Home Appointments President
President
Panama Government
| Appointee | Mireya Moscoso |
|---|---|
| Role | President |
| Organisation | Panama Government |
| Domain | Politics |
| Start | 1 September 1999 |
| End | 1 September 2004 |
| Notes | First woman President of Panama |
Institutional context
The President of Panama is the head of state and head of government, elected by direct popular vote. The office dates to Panama's separation from Colombia in 1903. From 1904 through August 1999 every holder was male.
Career path
Mireya Moscoso (born 1946) is the widow of Arnulfo Arias, three-time President of Panama in the mid-twentieth century. She succeeded Arias as leader of the Arnulfista Party and contested the presidency unsuccessfully in 1994 before winning in 1999.
Appointment
She defeated Martín Torrijos in the May 1999 presidential election and was sworn in on 1 September 1999 — three months before the United States transferred control of the Panama Canal to Panama under the 1977 Torrijos–Carter Treaties.
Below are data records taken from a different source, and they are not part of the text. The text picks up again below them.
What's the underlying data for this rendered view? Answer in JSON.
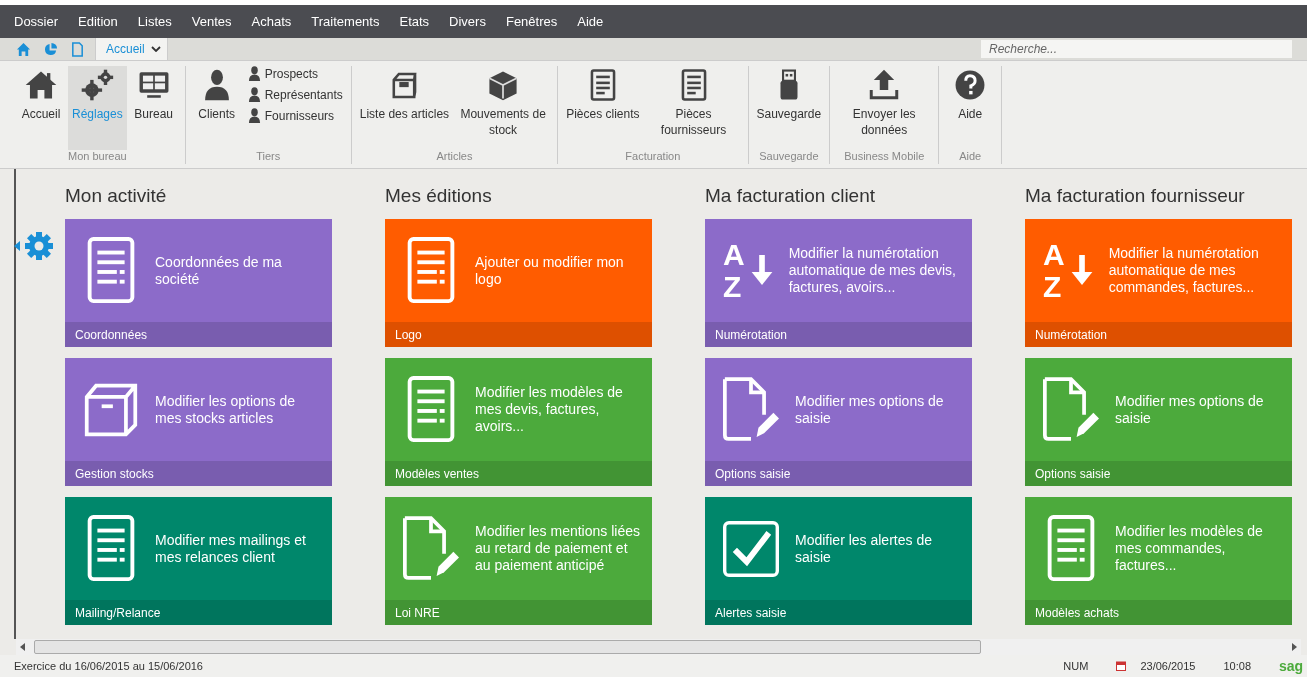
{
  "menu": [
    "Dossier",
    "Edition",
    "Listes",
    "Ventes",
    "Achats",
    "Traitements",
    "Etats",
    "Divers",
    "Fenêtres",
    "Aide"
  ],
  "tab": {
    "label": "Accueil"
  },
  "search": {
    "placeholder": "Recherche..."
  },
  "ribbon": [
    {
      "label": "Mon bureau",
      "items": [
        {
          "kind": "home",
          "label": "Accueil",
          "selected": false
        },
        {
          "kind": "gears",
          "label": "Réglages",
          "selected": true
        },
        {
          "kind": "monitor",
          "label": "Bureau",
          "selected": false
        }
      ]
    },
    {
      "label": "Tiers",
      "items": [
        {
          "kind": "person",
          "label": "Clients",
          "selected": false
        },
        {
          "kind": "contact",
          "label": "Prospects",
          "selected": false
        },
        {
          "kind": "contact",
          "label": "Représentants",
          "selected": false
        },
        {
          "kind": "contact",
          "label": "Fournisseurs",
          "selected": false
        }
      ]
    },
    {
      "label": "Articles",
      "items": [
        {
          "kind": "box",
          "label": "Liste des articles",
          "selected": false
        },
        {
          "kind": "crate",
          "label": "Mouvements de stock",
          "selected": false
        }
      ]
    },
    {
      "label": "Facturation",
      "items": [
        {
          "kind": "form",
          "label": "Pièces clients",
          "selected": false
        },
        {
          "kind": "form",
          "label": "Pièces fournisseurs",
          "selected": false
        }
      ]
    },
    {
      "label": "Sauvegarde",
      "items": [
        {
          "kind": "usb",
          "label": "Sauvegarde",
          "selected": false
        }
      ]
    },
    {
      "label": "Business Mobile",
      "items": [
        {
          "kind": "upload",
          "label": "Envoyer les données",
          "selected": false
        }
      ]
    },
    {
      "label": "Aide",
      "items": [
        {
          "kind": "help",
          "label": "Aide",
          "selected": false
        }
      ]
    }
  ],
  "sections": [
    {
      "title": "Mon activité",
      "tiles": [
        {
          "color": "#8c6bc9",
          "kind": "doc",
          "text": "Coordonnées de ma société",
          "label": "Coordonnées"
        },
        {
          "color": "#8c6bc9",
          "kind": "box",
          "text": "Modifier les options de mes stocks articles",
          "label": "Gestion stocks"
        },
        {
          "color": "#00876b",
          "kind": "doc",
          "text": "Modifier mes mailings et mes relances client",
          "label": "Mailing/Relance"
        }
      ]
    },
    {
      "title": "Mes éditions",
      "tiles": [
        {
          "color": "#ff5c00",
          "kind": "doc",
          "text": "Ajouter ou modifier mon logo",
          "label": "Logo"
        },
        {
          "color": "#4caa3c",
          "kind": "doc",
          "text": "Modifier les modèles de mes devis, factures, avoirs...",
          "label": "Modèles ventes"
        },
        {
          "color": "#4caa3c",
          "kind": "pen",
          "text": "Modifier les mentions liées au retard de paiement et au paiement anticipé",
          "label": "Loi NRE"
        }
      ]
    },
    {
      "title": "Ma facturation client",
      "tiles": [
        {
          "color": "#8c6bc9",
          "kind": "sort",
          "letters": [
            "A",
            "Z"
          ],
          "text": "Modifier la numérotation automatique de mes devis, factures, avoirs...",
          "label": "Numérotation"
        },
        {
          "color": "#8c6bc9",
          "kind": "pen",
          "text": "Modifier mes options de saisie",
          "label": "Options saisie"
        },
        {
          "color": "#00876b",
          "kind": "check",
          "text": "Modifier les alertes de saisie",
          "label": "Alertes saisie"
        }
      ]
    },
    {
      "title": "Ma facturation fournisseur",
      "tiles": [
        {
          "color": "#ff5c00",
          "kind": "sort",
          "letters": [
            "A",
            "Z"
          ],
          "text": "Modifier la numérotation automatique de mes commandes, factures...",
          "label": "Numérotation"
        },
        {
          "color": "#4caa3c",
          "kind": "pen",
          "text": "Modifier mes options de saisie",
          "label": "Options saisie"
        },
        {
          "color": "#4caa3c",
          "kind": "doc",
          "text": "Modifier les modèles de mes commandes, factures...",
          "label": "Modèles achats"
        }
      ]
    }
  ],
  "status": {
    "left": "Exercice du 16/06/2015 au 15/06/2016",
    "mode": "NUM",
    "date": "23/06/2015",
    "time": "10:08",
    "brand": "sag"
  }
}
She is the first woman President of Panama.
Tenure
Five years. Her tenure included the assumption of full Panamanian sovereignty over the Canal, substantial public-works investment, and a recurrent dispute over Panama's relationship with Taiwan and the People's Republic of China. She left office on 1 September 2004 and was succeeded by Martín Torrijos.
Cluster context
Moscoso's 1999 appointment is the second elected woman head of state in the Western Hemisphere after Chamorro (Nicaragua 1990). Together with the subsequent wave (Bachelet 2006, Fernández de Kirchner 2007, Chinchilla 2010, Rousseff 2011), the Latin American sequence demonstrates a sustained regional pattern that predates the Western European institutional cluster by approximately a decade.